Revenue will rise to $500 million in the year ending June 30, 2015, from last year's $441 million which was boosted by $13 million as a result of the S&T Stainless acquisition in April, chief executive Dave Taylor told shareholders at the annual meeting in Wellington. The Lower Hutt based company acquired Tata Steel (Australasia), the local division of the Indian manufacturer now renamed S&T Stainless, for $28.1 million, giving it market share of stainless, engineering steel and floor decking products in New Zealand.
The company didn't provide a profit forecast.

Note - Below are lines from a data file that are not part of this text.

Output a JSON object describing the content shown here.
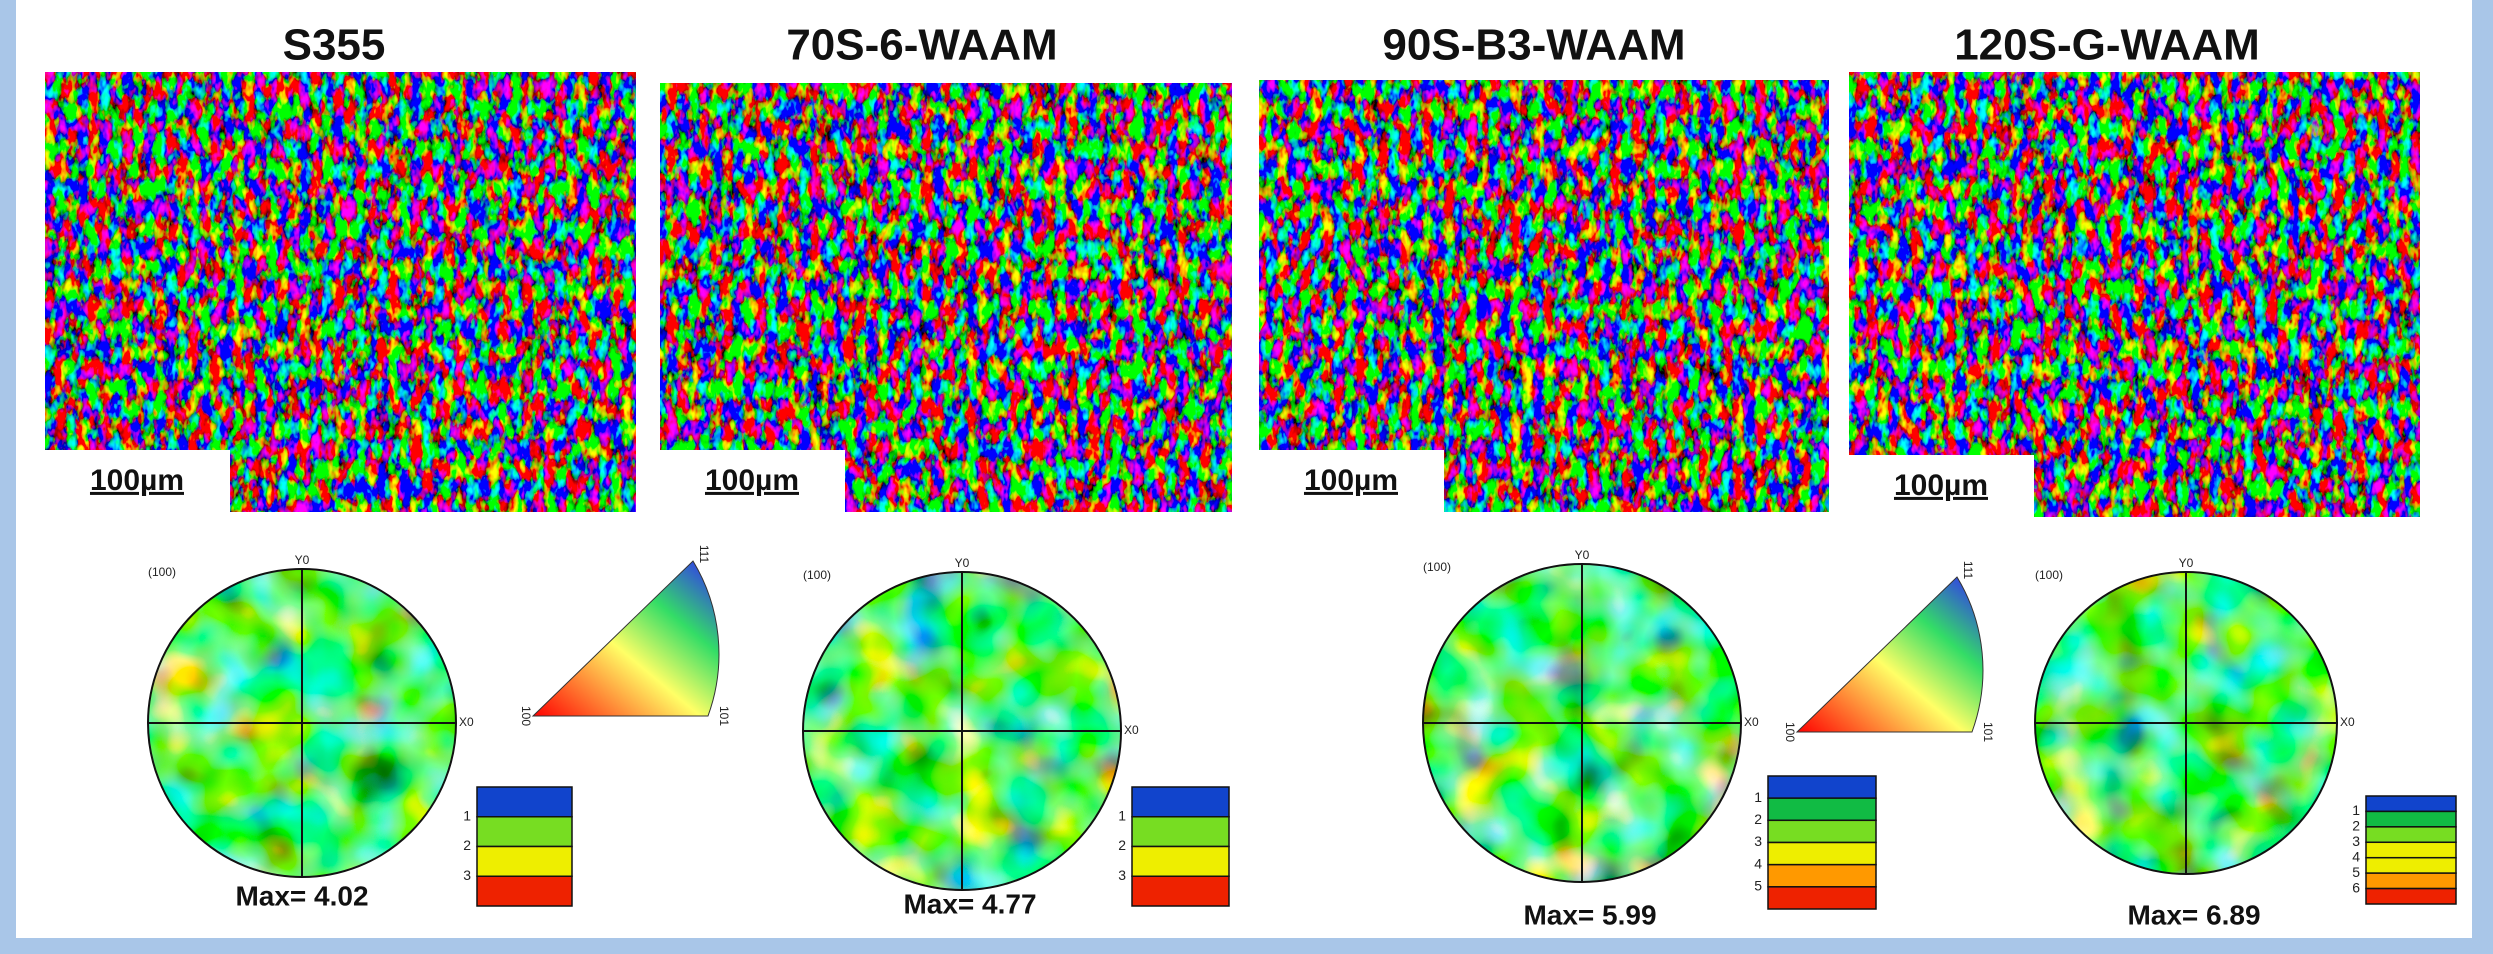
{
  "panels": [
    {
      "title": "S355",
      "scale_bar": "100µm",
      "pole_figure": {
        "label": "(100)",
        "y_axis": "Y0",
        "x_axis": "X0",
        "max": "Max= 4.02",
        "legend": [
          "1",
          "2",
          "3"
        ]
      },
      "ipf_triangle": {
        "corner_100": "100",
        "corner_111": "111",
        "corner_101": "101"
      }
    },
    {
      "title": "70S-6-WAAM",
      "scale_bar": "100µm",
      "pole_figure": {
        "label": "(100)",
        "y_axis": "Y0",
        "x_axis": "X0",
        "max": "Max= 4.77",
        "legend": [
          "1",
          "2",
          "3"
        ]
      }
    },
    {
      "title": "90S-B3-WAAM",
      "scale_bar": "100µm",
      "pole_figure": {
        "label": "(100)",
        "y_axis": "Y0",
        "x_axis": "X0",
        "max": "Max= 5.99",
        "legend": [
          "1",
          "2",
          "3",
          "4",
          "5"
        ]
      },
      "ipf_triangle": {
        "corner_100": "100",
        "corner_111": "111",
        "corner_101": "101"
      }
    },
    {
      "title": "120S-G-WAAM",
      "scale_bar": "100µm",
      "pole_figure": {
        "label": "(100)",
        "y_axis": "Y0",
        "x_axis": "X0",
        "max": "Max= 6.89",
        "legend": [
          "1",
          "2",
          "3",
          "4",
          "5",
          "6"
        ]
      }
    }
  ]
}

The wider trading environment was benefiting from a lift in economic activity, although "volatility remained, given the project nature of some of our key sectors," Taylor said. In particular, the 40 percent fall in the global dairy price from its peak earlier in the year had seen some orders cancelled in the rural sector, although investments for longer term processing capacity continued. The manufacturing sector, and in particular exporters, had also been volatile as businesses were "struggling against an over valued dollar" but the recent depreciation of the currency had seen improvements in the sector.
Steel & Tube chairman John Anderson told shareholders the New Zealand outlook remained "relatively robust, although the first few months of this current financial year had a moderating effect."
"Investments in dairy processing continue, despite what will inevitably be a short term decline in commodity prices, providing a good outline for the stainless business," Anderson said. "Manufacturing appears resilient."
Residential building, particularly in Auckland and Christchurch, was leading most construction activity, while non-residential construction continued at a slower pace, with the exception of the Christchurch city rebuild, New Zealand's second largest city which was devastated by a series of earthquakes in 2010 and 2011, and ongoing development in Auckland. Activity in the oil and gas sector had also fallen.
In February, BlueScope Steel, Australia’s largest steelmaker and owner of the New Zealand Steel mill, bought Fletcher Building’s Pacific Steel in a $120 million deal that saw BlueScoope become the country's only steel maker. Taylor, in response to a shareholder's question on whether the sale would have any effect on Steel & Tube's operations, said it had given Steel & Tube more power as the business's largest customer.
"Being the leading distributor here in New Zealand we're effectively one of their largest customers," Taylor said. "Both organisations actually do not have competing organisations in New Zealand. So the fact they were in disparate organisations but have come together effectively does not change the dynamics. It fundamentally means we are now an even more critical customer of a larger organisation and we're looking to leverage that to some degree."
Shares of Steel & Tube rose 0.7 percent to $2.98, and have fallen 3 percent since the start of the year, underperforming the NZX 50 Index's 16 percent gain over the same period. The stock is rate an average of 'hold' based on the recommendation of four analysts surveyed by Reuters, with a median price target of $3.17.